Une rupture avec les pratiques historiques de gouvernance portuaire

Le Môle 4 se distingue nettement des standards ayant encadré les grandes concessions portuaires du Sénégal. Les terminaux stratégiques ont historiquement été attribués soit à l’issue d’appels d’offres internationaux, soit dans le cadre de mécanismes de régulation ou de compromis institutionnels, avec une attention particulière portée à la concurrence et au contenu local. 

Le schéma retenu en 2025 apparaît, lui, comme une configuration atypique : absence de mise en concurrence ouverte, recours à un montage contractuel spécifique, et concentration de la décision dans un cercle institutionnel restreint.

Le prive national en état d’alerte

Le secteur privé national a rapidement exprimé de vives préoccupations après la validation de la concession. Plusieurs organisations patronales ont alerté sur les risques économiques et sociaux majeurs du projet, notamment la marginalisation d’opérateurs locaux historiquement actifs et la perte potentielle de milliers d’emplois. 

Dans cette lecture, la concession du Môle 4 pourrait entraîner une reconfiguration profonde des équilibres économiques portuaires, au profit d’un consortium étranger intégré, sans garanties explicites de protection du tissu national.

Une affaire qui dépasse le Port : L’interpellation des plus hautes autorités de l’État

En 2026, le dossier du Môle 4 ne relève plus uniquement du Port autonome de Dakar. Il est devenu une affaire d’État au sens plein du terme. Dès lors, une interpellation directe s’impose au plus haut niveau de l’exécutif.

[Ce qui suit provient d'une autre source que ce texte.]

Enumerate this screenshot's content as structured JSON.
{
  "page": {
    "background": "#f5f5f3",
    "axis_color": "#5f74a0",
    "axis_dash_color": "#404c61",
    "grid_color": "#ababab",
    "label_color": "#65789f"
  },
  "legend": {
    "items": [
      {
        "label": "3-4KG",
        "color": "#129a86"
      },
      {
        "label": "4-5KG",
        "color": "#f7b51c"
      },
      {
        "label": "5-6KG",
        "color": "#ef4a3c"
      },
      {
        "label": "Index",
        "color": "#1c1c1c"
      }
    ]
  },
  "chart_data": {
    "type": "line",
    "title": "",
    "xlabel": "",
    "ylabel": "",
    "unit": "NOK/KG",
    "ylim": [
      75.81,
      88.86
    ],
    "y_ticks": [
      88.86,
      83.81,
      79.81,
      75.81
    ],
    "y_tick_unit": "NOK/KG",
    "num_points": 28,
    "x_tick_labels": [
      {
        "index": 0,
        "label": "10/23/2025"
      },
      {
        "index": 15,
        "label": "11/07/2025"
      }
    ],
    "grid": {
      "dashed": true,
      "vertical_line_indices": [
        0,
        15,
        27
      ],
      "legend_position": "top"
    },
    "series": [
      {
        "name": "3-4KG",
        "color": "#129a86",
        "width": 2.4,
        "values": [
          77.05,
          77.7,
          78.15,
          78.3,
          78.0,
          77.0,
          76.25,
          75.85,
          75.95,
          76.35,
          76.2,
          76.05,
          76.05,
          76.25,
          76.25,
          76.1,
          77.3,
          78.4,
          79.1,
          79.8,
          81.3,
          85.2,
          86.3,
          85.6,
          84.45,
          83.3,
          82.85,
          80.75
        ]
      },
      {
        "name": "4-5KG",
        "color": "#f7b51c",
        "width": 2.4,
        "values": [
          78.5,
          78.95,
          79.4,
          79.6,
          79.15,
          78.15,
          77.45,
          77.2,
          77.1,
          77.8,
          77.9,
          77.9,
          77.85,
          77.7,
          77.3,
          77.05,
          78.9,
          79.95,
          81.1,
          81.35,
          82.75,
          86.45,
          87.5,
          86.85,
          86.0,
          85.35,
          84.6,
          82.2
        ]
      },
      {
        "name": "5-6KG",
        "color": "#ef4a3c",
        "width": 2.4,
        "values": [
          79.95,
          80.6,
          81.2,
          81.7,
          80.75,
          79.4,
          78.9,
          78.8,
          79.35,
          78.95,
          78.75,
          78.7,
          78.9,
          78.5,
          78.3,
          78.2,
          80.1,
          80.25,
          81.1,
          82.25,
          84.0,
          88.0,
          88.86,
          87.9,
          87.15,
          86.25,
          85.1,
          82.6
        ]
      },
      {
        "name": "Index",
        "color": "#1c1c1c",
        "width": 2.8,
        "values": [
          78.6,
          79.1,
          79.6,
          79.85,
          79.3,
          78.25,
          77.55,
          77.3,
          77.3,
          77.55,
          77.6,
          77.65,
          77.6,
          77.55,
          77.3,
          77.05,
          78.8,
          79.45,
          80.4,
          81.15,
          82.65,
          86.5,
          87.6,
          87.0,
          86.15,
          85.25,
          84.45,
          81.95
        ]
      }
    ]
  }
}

Le Premier ministre est désormais appelé à faire toute la lumière sur les conditions de validation de cette concession : fondements juridiques retenus, traitement de l’avis du régulateur, et chaîne de responsabilité administrative. 

Au‐delà, le Président de la République est également interpellé au nom des principes proclamés de bonne gouvernance, de transparence et de souveraineté économique. Il lui revient, en dernier ressort, de garantir que les engagements structurants de l’État ne s’écartent ni des règles de droit, ni des intérêts fondamentaux de la nation.

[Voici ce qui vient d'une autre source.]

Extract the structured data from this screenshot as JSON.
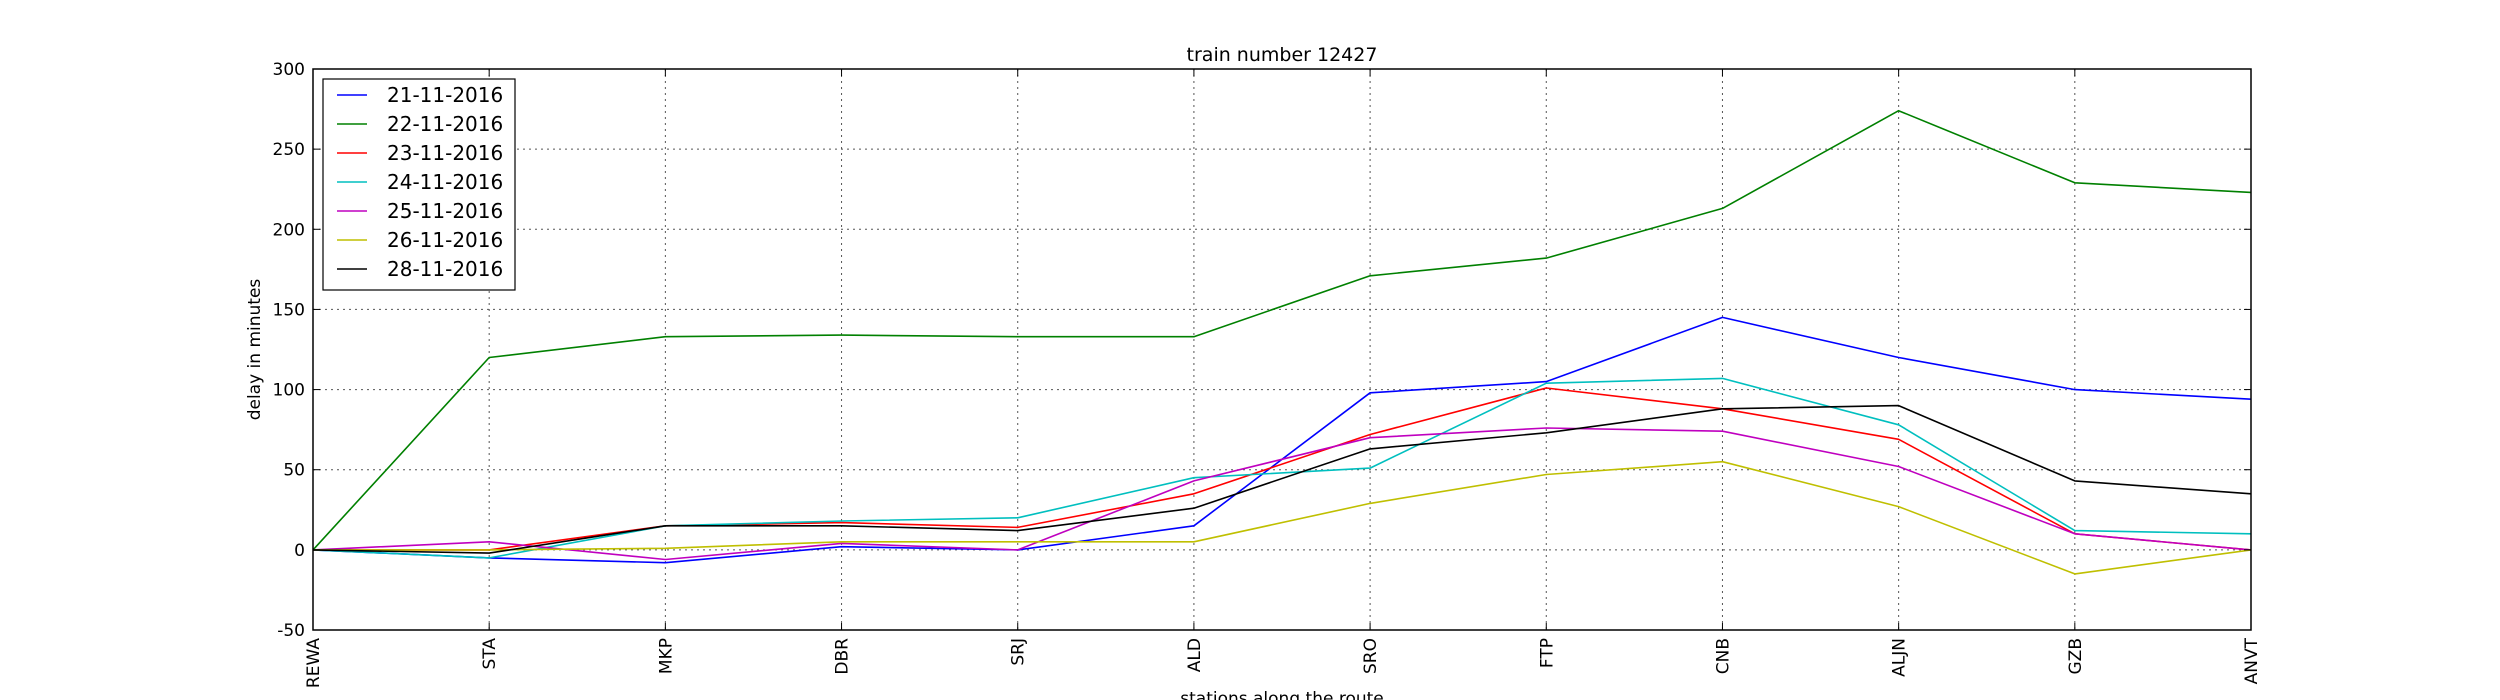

Une validation de 2025 qui s’impose comme une épreuve de cohérence étatique

Un an après sa validation, la concession du Môle 4 continue de cristalliser les tensions. Elle dépasse désormais le cadre portuaire pour devenir un test de cohérence institutionnelle : respect des règles de commande publique, articulation entre régulation indépendante et décision administrative, et lisibilité de la responsabilité publique.

Une responsabilité désormais publiquement exposée

Au centre de cette controverse demeurent deux figures : Waly Diouf Bodiang et le Pr Ngouda Mboup. 

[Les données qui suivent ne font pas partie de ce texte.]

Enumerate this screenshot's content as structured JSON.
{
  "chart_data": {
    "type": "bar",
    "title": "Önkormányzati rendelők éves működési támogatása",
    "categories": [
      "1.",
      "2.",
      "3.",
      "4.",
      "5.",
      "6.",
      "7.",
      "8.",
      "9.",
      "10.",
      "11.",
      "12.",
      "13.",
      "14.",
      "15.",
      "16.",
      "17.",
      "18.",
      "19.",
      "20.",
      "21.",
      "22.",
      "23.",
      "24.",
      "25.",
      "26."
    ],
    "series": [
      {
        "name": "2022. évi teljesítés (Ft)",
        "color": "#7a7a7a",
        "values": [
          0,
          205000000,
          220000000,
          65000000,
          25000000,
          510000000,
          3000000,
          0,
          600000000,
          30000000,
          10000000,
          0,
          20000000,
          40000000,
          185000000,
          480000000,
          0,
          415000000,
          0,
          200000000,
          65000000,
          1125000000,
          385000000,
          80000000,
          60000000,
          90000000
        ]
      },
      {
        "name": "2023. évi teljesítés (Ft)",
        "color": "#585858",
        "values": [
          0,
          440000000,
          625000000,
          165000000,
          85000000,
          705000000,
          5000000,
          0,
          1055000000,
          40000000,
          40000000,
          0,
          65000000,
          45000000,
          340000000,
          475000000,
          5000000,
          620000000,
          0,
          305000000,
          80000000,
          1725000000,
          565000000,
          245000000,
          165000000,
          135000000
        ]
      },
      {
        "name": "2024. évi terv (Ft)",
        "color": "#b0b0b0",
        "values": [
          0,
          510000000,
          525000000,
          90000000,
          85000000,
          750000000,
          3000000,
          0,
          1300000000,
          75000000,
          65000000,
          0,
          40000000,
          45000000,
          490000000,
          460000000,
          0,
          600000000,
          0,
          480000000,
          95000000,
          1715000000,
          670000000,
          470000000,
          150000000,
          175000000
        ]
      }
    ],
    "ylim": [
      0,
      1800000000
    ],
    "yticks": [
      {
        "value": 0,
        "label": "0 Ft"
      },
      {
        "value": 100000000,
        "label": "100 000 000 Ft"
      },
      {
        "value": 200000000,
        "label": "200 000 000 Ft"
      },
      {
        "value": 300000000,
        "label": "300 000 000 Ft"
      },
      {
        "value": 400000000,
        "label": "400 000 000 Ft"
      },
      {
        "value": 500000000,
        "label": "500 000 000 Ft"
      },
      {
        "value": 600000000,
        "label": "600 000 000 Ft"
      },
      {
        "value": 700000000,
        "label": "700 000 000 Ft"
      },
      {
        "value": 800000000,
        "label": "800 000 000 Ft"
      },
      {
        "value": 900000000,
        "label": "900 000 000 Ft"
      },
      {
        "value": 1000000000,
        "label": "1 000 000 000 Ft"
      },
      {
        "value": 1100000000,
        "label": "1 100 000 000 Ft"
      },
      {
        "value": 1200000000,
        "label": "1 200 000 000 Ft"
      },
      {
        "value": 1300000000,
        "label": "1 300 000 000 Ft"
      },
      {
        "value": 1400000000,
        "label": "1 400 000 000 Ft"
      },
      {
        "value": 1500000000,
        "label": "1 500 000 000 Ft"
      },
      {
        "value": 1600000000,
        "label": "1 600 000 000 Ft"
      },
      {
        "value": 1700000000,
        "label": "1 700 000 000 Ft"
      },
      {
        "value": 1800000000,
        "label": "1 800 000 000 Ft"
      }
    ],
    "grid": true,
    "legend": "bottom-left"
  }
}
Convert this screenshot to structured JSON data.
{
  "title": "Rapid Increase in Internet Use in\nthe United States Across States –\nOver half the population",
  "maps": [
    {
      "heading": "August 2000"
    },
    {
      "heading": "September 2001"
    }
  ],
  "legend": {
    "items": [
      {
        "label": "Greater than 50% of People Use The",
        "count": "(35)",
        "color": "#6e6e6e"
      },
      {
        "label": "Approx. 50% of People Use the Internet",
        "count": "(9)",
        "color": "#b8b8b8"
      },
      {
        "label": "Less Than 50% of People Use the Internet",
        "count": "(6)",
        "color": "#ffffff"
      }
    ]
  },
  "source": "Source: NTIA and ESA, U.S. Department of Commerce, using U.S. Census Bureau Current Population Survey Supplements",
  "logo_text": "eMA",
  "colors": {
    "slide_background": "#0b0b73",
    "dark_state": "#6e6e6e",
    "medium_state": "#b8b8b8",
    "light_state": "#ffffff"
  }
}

La concession du Môle 4, validée en septembre 2025, place leur responsabilité conjointe sous le regard direct de l’opinion publique et désormais sous celui des plus hautes autorités de l’État. 

En 2026, la question n’est plus seulement technique ou administrative. Elle est politique et institutionnelle : comment une décision de cette ampleur, contestée dans sa base juridique et critiquée dans sa méthode, a‐t‐ elle pu être validée sans clarification exhaustive au nom des exigences de l’État de droit, de la transparence et de la souveraineté économique ? 

Dans cette affaire du Môle 4, Waly Diouf Bodiang et Ngouda Mboup doivent plus que des explications au peuple sénégalais qu’ils ont engagé pour vingt‐cinq ans sur 20% du trafic national sans passer par le Code des marchés publics de notre pays.